THE (pint) glass may have been half full at Half Pints Brewing, but now it’s overflowing.
The Winnipeg-based microbrewery has just installed a pair of 40-barrel tanks, which will increase its capacity by nearly 50 per cent.
“What used to take us a week to brew will now take us two days in one tank. We used to have four single-batch fermenting tanks. These are quadruple-sized tanks. They’re 4,000 litres each,” said David Rudge, brewmaster at Half Pints.
The new tanks boost the brewery’s capacity to 8,000 hectolitres a year, or nearly 100,000 two-fours. That’s up from 1,500 hectolitres or about 18,000 two-fours when Half Pints started up nearly four years ago.
“If we’re going to keep the quality of the beer the same and not filter it, it takes a little longer, so you need a few more tanks to do it. We have to spend a little more money on tanks and more time on the brewing process, but in the end, it’s worth it,” he said.
Rudge said the brewery’s second expansion in less than two years will be critical in helping it keep up with demand, particularly during the busy summer beer-drinking season.
“We were at the point where the demand was outstripping our capacity again. The new tanks will help keep up for the next year.

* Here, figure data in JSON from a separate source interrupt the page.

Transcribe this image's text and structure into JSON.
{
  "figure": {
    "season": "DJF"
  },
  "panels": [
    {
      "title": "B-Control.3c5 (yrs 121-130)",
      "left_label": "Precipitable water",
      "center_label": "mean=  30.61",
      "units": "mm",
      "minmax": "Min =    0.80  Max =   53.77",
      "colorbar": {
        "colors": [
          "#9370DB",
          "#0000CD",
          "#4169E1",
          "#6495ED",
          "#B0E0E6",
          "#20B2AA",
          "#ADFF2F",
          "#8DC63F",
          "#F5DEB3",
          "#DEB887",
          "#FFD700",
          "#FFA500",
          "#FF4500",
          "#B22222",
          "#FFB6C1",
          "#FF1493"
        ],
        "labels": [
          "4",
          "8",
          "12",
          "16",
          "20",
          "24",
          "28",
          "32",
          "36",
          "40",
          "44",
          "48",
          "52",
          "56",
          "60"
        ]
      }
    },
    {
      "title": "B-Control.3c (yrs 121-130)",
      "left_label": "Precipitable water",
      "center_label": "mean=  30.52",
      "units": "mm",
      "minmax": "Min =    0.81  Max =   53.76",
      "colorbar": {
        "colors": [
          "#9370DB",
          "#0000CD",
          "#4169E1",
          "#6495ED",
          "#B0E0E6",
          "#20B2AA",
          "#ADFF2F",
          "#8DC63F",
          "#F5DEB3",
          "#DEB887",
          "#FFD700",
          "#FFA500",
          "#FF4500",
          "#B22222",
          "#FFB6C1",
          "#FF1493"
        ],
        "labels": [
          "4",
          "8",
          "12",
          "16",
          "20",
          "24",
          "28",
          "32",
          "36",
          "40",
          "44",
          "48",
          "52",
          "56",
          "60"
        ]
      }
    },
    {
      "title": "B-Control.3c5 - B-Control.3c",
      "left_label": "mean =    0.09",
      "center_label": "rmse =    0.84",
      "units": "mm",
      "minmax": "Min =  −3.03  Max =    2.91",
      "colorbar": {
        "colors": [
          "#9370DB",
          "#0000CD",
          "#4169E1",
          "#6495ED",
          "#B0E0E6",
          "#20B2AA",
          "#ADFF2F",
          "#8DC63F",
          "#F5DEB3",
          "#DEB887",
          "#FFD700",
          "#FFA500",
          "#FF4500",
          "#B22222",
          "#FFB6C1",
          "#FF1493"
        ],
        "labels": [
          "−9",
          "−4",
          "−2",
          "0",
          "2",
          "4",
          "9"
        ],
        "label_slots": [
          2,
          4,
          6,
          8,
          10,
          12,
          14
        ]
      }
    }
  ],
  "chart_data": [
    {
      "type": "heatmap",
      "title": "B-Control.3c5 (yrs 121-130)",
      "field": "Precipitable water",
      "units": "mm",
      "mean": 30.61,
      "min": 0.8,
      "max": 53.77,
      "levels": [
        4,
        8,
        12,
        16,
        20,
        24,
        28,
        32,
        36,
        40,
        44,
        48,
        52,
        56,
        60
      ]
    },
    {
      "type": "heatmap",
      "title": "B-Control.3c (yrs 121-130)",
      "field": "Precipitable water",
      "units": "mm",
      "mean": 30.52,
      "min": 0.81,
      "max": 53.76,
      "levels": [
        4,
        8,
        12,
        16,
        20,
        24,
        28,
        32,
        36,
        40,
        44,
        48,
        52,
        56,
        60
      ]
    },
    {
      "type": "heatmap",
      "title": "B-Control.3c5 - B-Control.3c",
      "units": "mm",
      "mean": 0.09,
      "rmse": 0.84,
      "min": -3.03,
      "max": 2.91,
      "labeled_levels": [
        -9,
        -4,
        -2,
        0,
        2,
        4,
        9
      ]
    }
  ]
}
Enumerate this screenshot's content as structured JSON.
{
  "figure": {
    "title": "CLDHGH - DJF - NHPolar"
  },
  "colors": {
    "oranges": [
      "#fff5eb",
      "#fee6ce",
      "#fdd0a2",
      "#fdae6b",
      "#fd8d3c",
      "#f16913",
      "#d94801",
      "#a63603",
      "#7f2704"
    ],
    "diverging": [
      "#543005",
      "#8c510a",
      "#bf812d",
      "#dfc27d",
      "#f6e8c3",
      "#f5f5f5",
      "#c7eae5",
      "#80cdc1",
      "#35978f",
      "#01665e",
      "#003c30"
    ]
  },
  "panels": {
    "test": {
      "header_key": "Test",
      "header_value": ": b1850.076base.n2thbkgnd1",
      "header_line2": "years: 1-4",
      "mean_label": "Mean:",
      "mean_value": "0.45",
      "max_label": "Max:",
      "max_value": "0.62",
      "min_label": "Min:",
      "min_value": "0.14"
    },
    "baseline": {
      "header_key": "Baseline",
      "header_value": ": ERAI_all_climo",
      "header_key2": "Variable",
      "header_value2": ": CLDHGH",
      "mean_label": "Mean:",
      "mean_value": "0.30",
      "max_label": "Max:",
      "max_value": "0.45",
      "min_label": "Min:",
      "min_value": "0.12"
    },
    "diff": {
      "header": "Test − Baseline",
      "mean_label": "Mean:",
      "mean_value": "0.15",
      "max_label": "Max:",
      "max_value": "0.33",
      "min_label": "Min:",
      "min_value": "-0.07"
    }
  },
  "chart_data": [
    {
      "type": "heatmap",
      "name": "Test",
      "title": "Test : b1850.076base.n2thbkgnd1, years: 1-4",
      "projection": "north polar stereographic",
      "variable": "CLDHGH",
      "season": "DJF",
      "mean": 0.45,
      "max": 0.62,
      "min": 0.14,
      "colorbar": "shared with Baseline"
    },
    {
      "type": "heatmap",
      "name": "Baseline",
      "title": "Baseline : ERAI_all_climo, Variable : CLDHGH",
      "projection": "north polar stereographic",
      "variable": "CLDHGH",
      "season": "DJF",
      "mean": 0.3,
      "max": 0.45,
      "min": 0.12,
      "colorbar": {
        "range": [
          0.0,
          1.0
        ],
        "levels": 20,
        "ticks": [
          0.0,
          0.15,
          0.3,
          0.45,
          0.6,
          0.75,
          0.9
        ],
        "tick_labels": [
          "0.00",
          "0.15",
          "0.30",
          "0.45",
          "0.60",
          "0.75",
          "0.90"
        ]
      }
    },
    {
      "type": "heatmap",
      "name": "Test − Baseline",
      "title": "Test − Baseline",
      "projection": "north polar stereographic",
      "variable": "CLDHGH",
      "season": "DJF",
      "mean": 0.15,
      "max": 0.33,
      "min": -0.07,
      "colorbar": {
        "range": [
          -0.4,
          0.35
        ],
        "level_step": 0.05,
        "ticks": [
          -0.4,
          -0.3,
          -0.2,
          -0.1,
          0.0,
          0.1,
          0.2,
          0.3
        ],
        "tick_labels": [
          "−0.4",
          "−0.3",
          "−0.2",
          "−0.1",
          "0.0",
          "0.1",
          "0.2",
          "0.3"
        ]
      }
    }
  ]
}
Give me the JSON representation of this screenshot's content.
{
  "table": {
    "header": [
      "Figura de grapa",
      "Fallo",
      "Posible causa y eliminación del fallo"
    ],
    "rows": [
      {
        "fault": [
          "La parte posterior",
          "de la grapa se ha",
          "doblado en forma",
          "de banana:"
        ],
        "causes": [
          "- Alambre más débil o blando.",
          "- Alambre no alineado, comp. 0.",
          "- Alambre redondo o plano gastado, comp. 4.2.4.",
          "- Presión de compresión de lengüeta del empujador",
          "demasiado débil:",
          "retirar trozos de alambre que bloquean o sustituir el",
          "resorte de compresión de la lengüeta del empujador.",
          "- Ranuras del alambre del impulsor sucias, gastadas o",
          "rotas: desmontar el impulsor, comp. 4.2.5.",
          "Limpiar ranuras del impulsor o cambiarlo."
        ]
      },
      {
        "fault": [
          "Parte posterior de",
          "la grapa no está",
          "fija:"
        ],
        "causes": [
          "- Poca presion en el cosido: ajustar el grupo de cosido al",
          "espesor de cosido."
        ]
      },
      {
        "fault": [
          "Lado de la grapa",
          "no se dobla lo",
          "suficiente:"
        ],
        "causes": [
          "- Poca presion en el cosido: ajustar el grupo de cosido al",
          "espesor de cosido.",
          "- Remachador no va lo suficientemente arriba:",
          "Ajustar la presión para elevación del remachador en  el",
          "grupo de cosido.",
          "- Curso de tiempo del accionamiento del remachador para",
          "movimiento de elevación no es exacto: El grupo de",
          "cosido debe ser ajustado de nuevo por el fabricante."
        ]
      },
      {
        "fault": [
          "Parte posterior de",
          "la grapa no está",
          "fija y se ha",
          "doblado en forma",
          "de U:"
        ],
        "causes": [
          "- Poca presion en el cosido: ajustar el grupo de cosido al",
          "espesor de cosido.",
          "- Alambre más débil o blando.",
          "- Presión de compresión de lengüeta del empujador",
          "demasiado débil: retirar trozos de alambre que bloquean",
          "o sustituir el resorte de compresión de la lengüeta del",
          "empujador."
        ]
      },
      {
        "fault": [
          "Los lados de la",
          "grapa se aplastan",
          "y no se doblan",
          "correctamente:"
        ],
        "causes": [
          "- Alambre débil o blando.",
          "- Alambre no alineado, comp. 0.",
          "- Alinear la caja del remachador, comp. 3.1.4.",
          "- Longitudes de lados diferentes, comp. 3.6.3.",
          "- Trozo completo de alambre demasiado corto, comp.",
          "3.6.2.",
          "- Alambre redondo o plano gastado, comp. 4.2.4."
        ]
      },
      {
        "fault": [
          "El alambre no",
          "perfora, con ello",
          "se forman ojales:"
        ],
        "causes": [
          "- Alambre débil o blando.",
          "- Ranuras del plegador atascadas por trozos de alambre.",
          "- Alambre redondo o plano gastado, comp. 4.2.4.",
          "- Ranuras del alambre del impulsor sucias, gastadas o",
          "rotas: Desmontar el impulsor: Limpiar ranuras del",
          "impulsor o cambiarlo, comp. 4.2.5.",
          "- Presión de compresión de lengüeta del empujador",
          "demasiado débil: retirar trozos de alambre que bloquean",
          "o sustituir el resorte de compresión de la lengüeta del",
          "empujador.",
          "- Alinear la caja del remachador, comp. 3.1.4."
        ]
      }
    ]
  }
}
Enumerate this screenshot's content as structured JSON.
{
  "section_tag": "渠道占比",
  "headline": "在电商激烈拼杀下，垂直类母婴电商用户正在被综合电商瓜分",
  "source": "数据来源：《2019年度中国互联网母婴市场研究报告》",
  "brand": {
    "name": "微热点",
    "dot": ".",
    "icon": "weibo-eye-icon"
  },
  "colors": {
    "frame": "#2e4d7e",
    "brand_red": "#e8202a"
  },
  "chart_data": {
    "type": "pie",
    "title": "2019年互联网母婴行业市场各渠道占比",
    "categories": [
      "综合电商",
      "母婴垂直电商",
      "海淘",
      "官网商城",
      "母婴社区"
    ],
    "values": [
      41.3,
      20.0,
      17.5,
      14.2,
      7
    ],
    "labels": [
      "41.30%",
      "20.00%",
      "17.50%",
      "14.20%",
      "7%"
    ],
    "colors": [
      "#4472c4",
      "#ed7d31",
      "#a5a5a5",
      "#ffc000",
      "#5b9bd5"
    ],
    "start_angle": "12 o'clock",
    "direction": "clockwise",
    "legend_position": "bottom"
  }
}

If they don’t, we’ll have to buy two more tanks,” he said.
Rudge said Half Pints is preparing to launch a new seasonal beer this month called Rigamarole Rye, which uses rye in the brewing process and has been aging in oak barrels for the last six months.
Although it’s not unusual for Half Pints to come up with seasonal recipes periodically, Rudge said he plans to increase their frequency.
“Some are more intense or expensive to produce or wouldn’t have the same kind of market (as our traditional beers). We sell them from the brewery for one day. We’ll put it on our website a couple of weeks in advance and the people who are honest-to-goodness Half Pints fans know they have to be here that morning or it will sell out,” he said.
“We’re not a huge brewery. We’re not going to make thousands and thousands of litres of specialty beers to sell.”
It recently made 1,000 litres of another one-off production, Black IPA. The lineup outside the St. James brewery on the day it was available was nearly 100 people deep.
“We limited sales to one case per person. It was pretty crazy,” Rudge said.
He said his goal is to grow the company in a deliberate manner with support from his core group of shareholders. He said there are absolutely no plans to follow in the footsteps of Fort Garry Brewing and take the company public.
“We have no want or need to go to public offerings,” he said.